Target: Gender Parity
To be fair, commercial real estate and multifamily developers aren’t that far behind the rest of the world when it comes to gender and racial diversity. Research and analytics company MSCI reports that women held 17.3% of board seats at MSCI ACWI (All Country World Index) companies in 2017, most of them in the consumer, industrial, and banking sectors. The exact percentage of women represented on boards and in C-suites varies from study to study, but it generally hovers below or around 20%.

Los Angeles–based 2020 Women on Boards, a national campaign to increase the number of women on corporate boards to 20% or greater by 2020, tracks progress through the Equilar Gender Diversity Index (GDI) of Fortune 1000 companies. In 2017, the GDI found that women hold 20.8% of board seats, prompting the group to cautiously celebrate reaching its goal. But, 2020 Women on Boards points out, percentages are much lower outside of the Fortune 1000 and “smaller and newer companies continue to lag larger companies in finding women to serve on their boards.”

The general consensus is that Fortune 100 companies have moved more quickly toward gender and racial parity than Fortune 500 ones and that large-cap companies are miles ahead of small-caps in diversity building. A 2016 Deloitte study found that 65% of Fortune 100 and just under 50% of Fortune 500 boards had greater than 30% diversity. According to the GDI, Fortune 1000 companies have far more women on boards than those on the Russell 3000, which tracks the largest publicly held companies in the United States.
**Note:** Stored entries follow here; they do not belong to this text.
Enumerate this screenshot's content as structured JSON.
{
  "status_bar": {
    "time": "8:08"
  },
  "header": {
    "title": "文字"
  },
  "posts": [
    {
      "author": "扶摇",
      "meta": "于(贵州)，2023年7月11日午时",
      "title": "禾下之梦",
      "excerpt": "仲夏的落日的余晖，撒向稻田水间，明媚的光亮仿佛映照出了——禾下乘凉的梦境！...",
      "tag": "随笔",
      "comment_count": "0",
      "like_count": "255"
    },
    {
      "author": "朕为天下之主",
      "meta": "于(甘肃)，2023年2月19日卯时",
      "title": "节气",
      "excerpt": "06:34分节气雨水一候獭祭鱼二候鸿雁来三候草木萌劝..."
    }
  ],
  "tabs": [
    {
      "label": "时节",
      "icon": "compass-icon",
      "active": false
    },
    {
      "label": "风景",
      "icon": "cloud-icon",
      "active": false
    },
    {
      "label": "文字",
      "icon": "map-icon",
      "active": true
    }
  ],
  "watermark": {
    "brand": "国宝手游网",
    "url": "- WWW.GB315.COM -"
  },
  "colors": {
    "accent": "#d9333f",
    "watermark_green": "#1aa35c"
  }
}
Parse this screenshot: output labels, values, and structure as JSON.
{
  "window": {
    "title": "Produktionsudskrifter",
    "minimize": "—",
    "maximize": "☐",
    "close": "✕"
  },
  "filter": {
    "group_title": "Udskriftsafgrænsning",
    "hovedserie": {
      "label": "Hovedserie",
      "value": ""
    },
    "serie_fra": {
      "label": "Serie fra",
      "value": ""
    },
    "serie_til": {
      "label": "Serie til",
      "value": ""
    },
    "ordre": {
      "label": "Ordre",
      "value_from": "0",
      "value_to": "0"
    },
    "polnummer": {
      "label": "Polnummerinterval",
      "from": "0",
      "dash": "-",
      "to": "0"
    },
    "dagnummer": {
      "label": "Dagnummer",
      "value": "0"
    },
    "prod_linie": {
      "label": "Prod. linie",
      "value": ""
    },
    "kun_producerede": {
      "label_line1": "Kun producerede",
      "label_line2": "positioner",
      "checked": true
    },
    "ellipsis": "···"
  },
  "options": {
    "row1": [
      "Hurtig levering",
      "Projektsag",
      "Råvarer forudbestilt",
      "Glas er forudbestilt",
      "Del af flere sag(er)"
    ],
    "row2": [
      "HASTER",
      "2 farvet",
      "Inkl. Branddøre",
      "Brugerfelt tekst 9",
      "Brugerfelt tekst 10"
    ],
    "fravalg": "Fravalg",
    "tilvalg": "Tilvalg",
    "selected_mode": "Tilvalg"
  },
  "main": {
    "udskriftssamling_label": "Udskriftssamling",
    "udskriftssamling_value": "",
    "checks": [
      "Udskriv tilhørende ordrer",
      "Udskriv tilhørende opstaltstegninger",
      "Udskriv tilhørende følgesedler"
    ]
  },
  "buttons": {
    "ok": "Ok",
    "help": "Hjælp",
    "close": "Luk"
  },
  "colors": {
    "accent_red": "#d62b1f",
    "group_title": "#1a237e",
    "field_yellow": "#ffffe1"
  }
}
Heidrick & Struggles’ Board Monitor, which examines how Fortune 500 board appointments are shifting, found that the share of seats that went to women in 2016 fell by 2%, to 27.8%, after having increased year over year since 2009, forcing the firm to amend its 2015 prediction that female appointments would reach parity with that of males by 2026. The new target date is 2032.

“U.S. companies have a long way to go to achieve diversity in their boardrooms and their executive ranks,” says Deborah Gillis, president and CEO of Catalyst, a global nonprofit that provides research and tools to advance women into leadership positions. “Progress is glacially slow and boardrooms don’t look anything like the customers and stakeholders they serve and represent. It takes intentional, bold action to accelerate meaningful change.”

At the very least, American companies are aware they need to diversify their boards, says Kansas City, Mo.–based CBIZ Talent & Compensation Solutions senior vice president Angie Salmon, who has completed more than 100 senior-level search assignments. Salmon can’t remember the last time a client said they didn’t care about diversity—but that doesn’t necessarily translate into female or minority board members.

“The overall consensus is that we’re making baby steps but we’re not there yet,” Salmon says.